Backgrounds: Pharmacotherapy and surgery constitute the mainstay of treatment for inflammatory
bowel disease (IBD). But post-treatment relapsing and recurrence persist as concerns in
patients with IBD. Stem cell therapy (SCT) has emerged as a promising treatment strategy in inflammatory
bowel disease (IBD), including hematopoietic stem cells (HST), mensenchymal stem cells (MSCs).
However, severe complications limit the clinical use of SCT in IBD. Therefore, this review aims to
summarize SCT-associated complications, and illustrate possible prevention strategies.
Methods: We searched Pubmed for studies which reported the use of SCT to treat patients with IBD.
Searching terms included ‘IBD’ or ‘Inflammatory bowel disease’ or ‘CD’ or ‘Crohn’s disease’ and
‘stem cell therapy’ or ‘stem cell transplantation’.

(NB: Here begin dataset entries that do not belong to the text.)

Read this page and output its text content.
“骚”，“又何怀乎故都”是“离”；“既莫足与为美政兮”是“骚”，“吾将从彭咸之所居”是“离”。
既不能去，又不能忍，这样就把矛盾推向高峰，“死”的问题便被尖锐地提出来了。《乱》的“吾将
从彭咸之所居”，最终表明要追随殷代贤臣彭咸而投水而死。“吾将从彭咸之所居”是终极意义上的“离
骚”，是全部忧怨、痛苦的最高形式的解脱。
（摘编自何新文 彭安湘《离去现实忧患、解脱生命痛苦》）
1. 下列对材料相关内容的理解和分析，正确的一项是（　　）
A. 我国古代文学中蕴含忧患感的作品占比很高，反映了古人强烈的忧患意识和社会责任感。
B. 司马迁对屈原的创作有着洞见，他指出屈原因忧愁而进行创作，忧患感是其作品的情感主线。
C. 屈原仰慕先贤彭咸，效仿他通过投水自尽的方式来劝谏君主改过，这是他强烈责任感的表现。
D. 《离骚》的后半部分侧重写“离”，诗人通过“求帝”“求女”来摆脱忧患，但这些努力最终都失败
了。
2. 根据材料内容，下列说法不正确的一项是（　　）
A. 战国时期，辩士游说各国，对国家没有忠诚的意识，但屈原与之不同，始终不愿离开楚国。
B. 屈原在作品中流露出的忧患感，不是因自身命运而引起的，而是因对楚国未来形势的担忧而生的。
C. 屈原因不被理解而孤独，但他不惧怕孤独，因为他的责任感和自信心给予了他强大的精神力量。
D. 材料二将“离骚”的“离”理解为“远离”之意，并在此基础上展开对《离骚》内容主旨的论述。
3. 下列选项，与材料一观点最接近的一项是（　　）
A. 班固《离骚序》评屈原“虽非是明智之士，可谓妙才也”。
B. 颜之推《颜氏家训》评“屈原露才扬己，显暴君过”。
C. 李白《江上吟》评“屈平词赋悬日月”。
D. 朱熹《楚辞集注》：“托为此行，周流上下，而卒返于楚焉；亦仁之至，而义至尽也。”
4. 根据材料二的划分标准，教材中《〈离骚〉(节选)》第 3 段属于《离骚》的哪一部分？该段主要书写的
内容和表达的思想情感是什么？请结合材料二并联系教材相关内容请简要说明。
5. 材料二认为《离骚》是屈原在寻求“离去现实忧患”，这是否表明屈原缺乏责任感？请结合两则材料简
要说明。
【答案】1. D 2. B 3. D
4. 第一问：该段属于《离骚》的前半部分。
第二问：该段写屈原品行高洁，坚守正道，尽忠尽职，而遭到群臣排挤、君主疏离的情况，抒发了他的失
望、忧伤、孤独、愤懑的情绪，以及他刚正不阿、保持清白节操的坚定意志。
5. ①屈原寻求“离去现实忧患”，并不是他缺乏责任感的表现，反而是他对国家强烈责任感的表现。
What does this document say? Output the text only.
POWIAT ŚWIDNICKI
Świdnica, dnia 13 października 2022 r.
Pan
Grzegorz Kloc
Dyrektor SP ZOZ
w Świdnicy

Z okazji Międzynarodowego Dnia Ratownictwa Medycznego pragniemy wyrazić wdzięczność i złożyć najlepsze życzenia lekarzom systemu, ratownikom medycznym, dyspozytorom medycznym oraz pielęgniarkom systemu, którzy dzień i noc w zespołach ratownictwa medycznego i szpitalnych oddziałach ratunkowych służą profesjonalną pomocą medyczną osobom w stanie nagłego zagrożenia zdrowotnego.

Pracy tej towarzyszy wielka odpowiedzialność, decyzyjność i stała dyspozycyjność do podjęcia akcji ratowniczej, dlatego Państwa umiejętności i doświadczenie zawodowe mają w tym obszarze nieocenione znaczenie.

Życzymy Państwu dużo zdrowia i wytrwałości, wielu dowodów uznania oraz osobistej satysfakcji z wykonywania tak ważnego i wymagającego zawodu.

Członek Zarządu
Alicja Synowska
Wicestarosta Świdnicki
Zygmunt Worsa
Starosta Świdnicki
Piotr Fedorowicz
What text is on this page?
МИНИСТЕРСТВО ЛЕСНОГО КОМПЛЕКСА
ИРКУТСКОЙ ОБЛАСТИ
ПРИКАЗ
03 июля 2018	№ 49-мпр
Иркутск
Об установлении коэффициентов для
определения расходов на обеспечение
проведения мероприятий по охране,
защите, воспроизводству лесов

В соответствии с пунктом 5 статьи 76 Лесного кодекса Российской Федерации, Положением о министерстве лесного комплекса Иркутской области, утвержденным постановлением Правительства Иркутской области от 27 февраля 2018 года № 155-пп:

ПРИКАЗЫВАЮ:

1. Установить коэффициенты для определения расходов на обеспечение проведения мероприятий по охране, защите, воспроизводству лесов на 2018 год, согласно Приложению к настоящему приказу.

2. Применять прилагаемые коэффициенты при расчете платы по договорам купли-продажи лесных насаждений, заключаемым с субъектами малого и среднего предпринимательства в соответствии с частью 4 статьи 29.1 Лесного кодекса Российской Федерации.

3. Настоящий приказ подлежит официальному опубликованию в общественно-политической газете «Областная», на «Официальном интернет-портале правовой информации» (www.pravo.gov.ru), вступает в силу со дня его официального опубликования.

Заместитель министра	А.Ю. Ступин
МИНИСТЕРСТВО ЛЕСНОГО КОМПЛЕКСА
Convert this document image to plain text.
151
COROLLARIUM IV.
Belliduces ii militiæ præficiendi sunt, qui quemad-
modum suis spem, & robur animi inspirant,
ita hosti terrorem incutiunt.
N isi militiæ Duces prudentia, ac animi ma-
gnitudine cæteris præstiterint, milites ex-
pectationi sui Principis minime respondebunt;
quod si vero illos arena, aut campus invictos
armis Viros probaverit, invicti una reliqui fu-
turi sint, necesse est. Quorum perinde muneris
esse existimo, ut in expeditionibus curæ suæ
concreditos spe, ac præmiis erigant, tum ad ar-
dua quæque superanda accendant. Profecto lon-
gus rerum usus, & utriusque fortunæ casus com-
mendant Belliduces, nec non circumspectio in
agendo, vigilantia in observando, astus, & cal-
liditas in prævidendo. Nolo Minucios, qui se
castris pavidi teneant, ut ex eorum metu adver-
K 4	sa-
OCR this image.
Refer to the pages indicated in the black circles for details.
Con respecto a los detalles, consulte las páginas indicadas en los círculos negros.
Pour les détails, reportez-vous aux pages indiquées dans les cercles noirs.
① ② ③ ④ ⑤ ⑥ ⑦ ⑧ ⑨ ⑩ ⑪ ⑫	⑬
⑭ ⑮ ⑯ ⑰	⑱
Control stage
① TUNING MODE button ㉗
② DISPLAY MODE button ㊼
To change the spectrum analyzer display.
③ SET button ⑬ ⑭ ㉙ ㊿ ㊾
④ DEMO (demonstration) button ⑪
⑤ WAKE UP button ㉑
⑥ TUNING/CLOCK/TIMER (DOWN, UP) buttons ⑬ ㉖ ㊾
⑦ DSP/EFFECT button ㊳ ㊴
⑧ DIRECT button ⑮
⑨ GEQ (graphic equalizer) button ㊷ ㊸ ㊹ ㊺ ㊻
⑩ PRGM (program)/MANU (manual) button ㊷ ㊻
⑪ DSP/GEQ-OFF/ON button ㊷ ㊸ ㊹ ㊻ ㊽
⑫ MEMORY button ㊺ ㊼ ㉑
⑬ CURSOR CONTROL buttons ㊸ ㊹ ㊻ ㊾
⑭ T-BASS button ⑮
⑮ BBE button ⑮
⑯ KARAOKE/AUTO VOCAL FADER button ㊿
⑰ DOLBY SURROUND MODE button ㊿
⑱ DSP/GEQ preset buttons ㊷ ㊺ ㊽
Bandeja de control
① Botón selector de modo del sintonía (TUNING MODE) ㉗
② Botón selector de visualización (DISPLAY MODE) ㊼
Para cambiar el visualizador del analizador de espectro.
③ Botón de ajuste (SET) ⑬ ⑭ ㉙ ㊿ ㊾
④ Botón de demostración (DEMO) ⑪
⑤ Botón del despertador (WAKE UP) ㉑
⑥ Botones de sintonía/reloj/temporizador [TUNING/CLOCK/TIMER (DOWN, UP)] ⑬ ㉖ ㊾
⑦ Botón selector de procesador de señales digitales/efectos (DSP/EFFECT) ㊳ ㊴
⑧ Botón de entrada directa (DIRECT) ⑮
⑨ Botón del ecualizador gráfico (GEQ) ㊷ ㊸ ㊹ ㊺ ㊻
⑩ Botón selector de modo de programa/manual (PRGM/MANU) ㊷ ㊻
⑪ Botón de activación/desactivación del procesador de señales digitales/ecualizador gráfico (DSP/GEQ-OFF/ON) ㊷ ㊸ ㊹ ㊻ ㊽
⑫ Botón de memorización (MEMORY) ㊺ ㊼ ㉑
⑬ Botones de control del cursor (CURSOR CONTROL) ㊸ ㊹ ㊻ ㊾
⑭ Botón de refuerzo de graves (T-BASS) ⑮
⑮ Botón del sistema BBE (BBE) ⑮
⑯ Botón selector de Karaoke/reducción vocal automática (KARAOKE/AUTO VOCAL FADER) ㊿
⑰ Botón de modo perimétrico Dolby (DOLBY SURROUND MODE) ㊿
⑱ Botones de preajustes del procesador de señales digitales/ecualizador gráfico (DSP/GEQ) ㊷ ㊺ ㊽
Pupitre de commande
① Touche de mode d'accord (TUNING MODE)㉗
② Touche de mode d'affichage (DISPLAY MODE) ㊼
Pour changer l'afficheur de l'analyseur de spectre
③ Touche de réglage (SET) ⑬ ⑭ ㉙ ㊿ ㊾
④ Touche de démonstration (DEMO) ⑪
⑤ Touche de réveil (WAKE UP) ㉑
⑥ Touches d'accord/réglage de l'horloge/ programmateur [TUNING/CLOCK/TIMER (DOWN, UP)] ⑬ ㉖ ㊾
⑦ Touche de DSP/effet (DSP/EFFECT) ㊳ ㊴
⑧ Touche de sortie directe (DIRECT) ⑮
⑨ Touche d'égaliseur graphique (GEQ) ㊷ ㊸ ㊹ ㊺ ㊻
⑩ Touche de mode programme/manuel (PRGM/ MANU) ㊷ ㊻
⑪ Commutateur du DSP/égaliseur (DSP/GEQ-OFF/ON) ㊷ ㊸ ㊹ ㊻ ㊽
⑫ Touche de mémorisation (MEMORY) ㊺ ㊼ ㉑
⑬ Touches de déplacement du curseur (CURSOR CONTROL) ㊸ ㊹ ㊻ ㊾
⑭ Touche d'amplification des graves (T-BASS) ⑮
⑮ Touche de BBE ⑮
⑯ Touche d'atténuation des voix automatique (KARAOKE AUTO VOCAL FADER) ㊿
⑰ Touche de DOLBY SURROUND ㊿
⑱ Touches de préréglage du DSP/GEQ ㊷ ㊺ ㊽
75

Results: HSCT can restore the immune tolerance following chemotherapy-induced immune ablation,
and MSCs could affect immune cells or secret trophic factors to treat IBD. However, severe complications
limit the clinical use of SCT in IBD. Dominant SCT-associated complications include infection,
ectopic tissues, and graft-versus-host disease (GVHD), especially for auto-HSCT. As for infection,
bacteremia and virus infection were found after SCT treatment, and the use of anti-microbial regimens
could reduce incidences of infection. Ectopic tissue formation in the recipient was observed after treatment
with HSCT or MSC. Homing and tissue integration might be the possible mechanisms for not
forming ectopic tissues. In addition, GVHD was also observed in allogeneic HSCT. Therefore, autologous
HSCT and MSCs transplantation were recommended to avoid GVHD.
Conclusions: MSCs with their low immunogenicity property eliminate the need for chemotherapy, and
are over HSCT in reducing the risk of severe complications. For better application of SCT in IBD, antimicrobial
prophylaxis should be used combined with SCT.